Good day, hero. The acorns you are holding are magical and may only be planted in a specific grove. Your mission, should you choose to accept it, is to deliver said acorns to our queen at the Windspear Hills. She will know where to plant the acorns. As always, should you or any member of your party be killed on your way there, we will not recompense you for your carelessness. This message will self-destruct in five seconds.
All right, that’s not exactly how my player character received this quest in Baldur’s Gate 2, but the gist of it is there. The type of quest described here, which is known as the delivery or Fed Ex quest, is a staple in many role-playing games. It is often done poorly, which is probably why players complain when their characters are asked to fill in for the mailman.
Another common type of quest is the kill quest, which involves having player characters kill one or more creatures or NPCs. Because a typical role-playing game is already brimming with hostile creatures, kill quests tend to feel like more of the same to players.
It would be great to spice up the role-playing experience by varying the types of quests that player characters receive. As an aid to accomplishing this, I created what I believe to be a complete list of quest types to draw upon. It may sound audacious of me to claim that my list is complete, but as of this writing, I haven’t found a more extensive list anywhere in the World Wide Web.
A Complete List of Quest Types
In the list below, I make references to characters that are the object of each quest type. In this list, I make no distinction between persons or monsters, lumping them instead under the category “characters.” These are almost always non-player characters, although I imagine that in a multi-player environment, player characters might be the object of some quests.
- Kill, incapacitate, or apprehend one or more characters.
- Destroy one or more objects.
- Find one or more characters who may be heavily guarded or well hidden (or both).
- Find or acquire one or more objects that may be heavily guarded or well hidden (or both).
- Go from Point A to Point B (preferably in one piece). In situations such as races, the PCs have to arrive at their destination before other characters do.
- Escort or follow one or more characters from Point A to Point B, with or without their knowledge and without getting them killed.
- Bring one or more objects from Point A to Point B or to another character without getting the objects destroyed.
- Change the physical or mental state of one or more characters (e.g., by casting a spell to heal them or talking to them in a manner that would change their minds).
- Build, modify, activate, or deactivate one or more objects (e.g., a bomb or a power generator), possibly at a specific location.
- Occupy an area for a specified period of time and prevent enemy characters from occupying the area during this period.
- Prevent one or more enemies from achieving their objective, which may be any of the above.
Building Interesting Quests
Most quests are built from more than one quest type. For example, to rescue a princess from an evil wizard, the following quest types may be used:
- Enter the wizard’s castle without getting killed.
- Find the princess.
- Release the princess from her prison – pick locks, deactivate traps, or maybe bash the prison door in and try to heal whoever gets caught in the traps.
- Escort the princess out of the castle without getting her killed.
Some quests may have a time component to them. For example, a bomb may be set to go off in one minute. The player character has to find the bomb, dispatch enemies that get in the way, and deactivate it within that period.

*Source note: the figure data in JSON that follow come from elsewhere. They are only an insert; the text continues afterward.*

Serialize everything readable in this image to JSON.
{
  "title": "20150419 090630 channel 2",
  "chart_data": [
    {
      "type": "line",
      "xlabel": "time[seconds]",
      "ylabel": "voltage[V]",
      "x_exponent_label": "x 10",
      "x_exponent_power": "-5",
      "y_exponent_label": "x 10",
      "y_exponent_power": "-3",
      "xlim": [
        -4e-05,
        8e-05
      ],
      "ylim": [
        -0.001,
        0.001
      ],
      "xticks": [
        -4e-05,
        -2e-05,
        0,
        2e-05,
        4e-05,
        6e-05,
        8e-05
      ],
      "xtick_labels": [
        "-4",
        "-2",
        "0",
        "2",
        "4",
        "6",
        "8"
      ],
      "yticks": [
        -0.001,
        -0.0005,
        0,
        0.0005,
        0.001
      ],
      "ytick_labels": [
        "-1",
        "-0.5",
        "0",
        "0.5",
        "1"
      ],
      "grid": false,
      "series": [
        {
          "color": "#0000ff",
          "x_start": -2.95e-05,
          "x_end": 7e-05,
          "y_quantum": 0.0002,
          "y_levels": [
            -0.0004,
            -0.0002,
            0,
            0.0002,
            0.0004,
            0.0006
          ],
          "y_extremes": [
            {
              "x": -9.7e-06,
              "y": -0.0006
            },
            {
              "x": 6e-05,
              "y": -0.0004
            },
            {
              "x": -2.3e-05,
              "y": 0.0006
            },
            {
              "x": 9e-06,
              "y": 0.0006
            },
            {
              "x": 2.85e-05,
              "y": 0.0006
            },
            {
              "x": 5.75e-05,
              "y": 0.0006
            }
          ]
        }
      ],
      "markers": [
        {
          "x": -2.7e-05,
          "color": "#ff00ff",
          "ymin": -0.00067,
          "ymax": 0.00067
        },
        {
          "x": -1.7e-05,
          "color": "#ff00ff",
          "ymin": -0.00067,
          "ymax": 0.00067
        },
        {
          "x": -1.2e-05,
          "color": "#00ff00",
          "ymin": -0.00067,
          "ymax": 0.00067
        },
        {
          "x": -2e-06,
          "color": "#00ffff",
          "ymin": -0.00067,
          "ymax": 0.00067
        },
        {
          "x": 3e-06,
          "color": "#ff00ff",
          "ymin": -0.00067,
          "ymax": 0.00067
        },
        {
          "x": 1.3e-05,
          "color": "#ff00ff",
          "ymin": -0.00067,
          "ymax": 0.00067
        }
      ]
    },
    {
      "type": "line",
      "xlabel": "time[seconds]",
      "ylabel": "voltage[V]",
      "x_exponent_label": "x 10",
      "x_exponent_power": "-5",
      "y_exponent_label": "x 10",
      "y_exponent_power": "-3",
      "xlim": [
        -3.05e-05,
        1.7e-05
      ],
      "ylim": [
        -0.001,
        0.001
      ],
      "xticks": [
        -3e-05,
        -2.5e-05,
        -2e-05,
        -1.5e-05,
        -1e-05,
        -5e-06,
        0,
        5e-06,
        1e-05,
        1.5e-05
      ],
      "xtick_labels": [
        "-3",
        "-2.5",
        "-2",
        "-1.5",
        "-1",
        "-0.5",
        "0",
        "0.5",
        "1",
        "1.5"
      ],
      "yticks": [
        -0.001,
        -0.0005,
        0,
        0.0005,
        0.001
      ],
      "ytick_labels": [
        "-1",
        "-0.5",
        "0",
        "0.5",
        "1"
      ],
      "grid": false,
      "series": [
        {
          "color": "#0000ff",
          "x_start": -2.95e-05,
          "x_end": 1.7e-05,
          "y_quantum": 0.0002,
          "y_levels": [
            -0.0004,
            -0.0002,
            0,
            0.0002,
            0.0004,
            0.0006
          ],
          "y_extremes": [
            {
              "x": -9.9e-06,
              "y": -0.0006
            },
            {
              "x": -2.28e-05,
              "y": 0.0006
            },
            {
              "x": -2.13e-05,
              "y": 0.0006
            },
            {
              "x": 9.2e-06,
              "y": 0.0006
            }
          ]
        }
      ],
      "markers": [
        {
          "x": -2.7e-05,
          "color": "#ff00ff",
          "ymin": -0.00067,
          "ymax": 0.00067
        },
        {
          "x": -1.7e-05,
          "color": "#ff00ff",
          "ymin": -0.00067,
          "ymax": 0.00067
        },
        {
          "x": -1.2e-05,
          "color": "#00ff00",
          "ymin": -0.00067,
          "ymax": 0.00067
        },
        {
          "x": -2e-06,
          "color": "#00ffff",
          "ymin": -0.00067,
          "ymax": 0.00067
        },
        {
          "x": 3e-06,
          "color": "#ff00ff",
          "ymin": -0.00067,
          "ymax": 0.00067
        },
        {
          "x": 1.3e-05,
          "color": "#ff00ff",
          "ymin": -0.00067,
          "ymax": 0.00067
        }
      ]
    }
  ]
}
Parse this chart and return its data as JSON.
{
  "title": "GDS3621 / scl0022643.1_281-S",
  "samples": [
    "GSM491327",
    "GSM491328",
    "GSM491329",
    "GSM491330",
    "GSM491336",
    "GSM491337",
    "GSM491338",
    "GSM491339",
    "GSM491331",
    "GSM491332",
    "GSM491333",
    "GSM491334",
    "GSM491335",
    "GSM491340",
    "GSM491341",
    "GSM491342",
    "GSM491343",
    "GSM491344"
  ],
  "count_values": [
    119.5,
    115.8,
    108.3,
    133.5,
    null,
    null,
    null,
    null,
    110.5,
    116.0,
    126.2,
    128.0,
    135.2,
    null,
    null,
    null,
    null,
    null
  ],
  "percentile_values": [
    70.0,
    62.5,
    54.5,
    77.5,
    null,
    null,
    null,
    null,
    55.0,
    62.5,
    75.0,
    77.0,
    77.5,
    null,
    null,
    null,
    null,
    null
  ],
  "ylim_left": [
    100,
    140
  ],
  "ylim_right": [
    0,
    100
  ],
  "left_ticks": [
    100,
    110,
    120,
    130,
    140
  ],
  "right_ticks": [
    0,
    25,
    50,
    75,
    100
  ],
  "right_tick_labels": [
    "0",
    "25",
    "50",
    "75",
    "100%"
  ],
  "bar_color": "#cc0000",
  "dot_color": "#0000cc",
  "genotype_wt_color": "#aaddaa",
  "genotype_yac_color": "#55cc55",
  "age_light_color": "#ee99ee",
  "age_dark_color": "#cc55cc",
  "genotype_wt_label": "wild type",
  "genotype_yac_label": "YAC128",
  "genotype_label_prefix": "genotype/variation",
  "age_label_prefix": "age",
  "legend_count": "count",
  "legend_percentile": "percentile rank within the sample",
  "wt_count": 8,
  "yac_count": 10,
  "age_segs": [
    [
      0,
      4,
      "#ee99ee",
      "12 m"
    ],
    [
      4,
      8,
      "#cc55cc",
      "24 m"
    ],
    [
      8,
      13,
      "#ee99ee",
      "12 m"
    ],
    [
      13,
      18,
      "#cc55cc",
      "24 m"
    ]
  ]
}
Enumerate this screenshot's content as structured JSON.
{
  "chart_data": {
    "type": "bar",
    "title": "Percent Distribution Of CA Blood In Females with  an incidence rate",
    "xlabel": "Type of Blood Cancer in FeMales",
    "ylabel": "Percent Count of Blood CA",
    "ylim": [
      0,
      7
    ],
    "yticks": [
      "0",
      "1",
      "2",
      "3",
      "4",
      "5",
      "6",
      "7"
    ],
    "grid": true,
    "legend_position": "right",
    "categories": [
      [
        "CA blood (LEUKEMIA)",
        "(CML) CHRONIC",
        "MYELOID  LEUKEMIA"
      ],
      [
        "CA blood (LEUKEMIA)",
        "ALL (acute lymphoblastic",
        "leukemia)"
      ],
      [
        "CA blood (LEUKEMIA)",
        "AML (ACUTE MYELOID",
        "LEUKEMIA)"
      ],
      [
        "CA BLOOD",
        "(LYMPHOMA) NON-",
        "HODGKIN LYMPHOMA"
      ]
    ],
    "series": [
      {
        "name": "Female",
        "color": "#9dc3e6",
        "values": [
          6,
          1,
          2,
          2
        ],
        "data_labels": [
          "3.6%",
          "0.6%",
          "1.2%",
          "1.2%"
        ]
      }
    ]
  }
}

With all quests, especially those of the Fed Ex type, game designers must try to minimize the back-and-forth traveling that the PC has to do. Keeping everything needed to complete the quest in one area helps. If travel between areas is necessary, one may have “portals” to reduce travel time. These portals may be as fantastical as teleportation nodes or as mundane as horses that bring the PC to other areas when interacted with.
Some quests are deliberately designed so that they cannot be completed but must be replaced by some other quest. This is done to throw in a complication that adds dramatic tension to a game. Let’s take my earlier example of the princess who has to be rescued from an evil wizard. The quest may be scripted so that by the time the player character arrives at the prison, the princess is already dead, and the wizard has taken her memories and physical form. The wizard escapes through a passage that he seals, but not before summoning a bunch of monsters to fight the player character. In his new form, the wizard can get close enough to the king to assassinate him. The PC’s quest may then be changed to neutralizing the wizard before he leaves his castle. Of course, the PC may have to dispatch those pesky monsters that the wizard summoned first.
Every quest must have an appropriate motivation for PCs to engage in them. I’ve seen some quests that involve two or more NPC strangers bickering with each other over something that is of no concern to the PC. What breaks my suspension of disbelief is when the NPCs allow the PC to step in and settle the argument for them. In real life, if I were to attempt to resolve an argument between two strangers, I would probably be told to shove off.
The PC must have a stake in seeing the argument resolved (other than to get experience points) for the quest to make sense. In fact, all quests must have an appropriate motivation for participating in them. The profit motive is valid, of course, but if the motive can be made personal, players may appreciate the quest even more.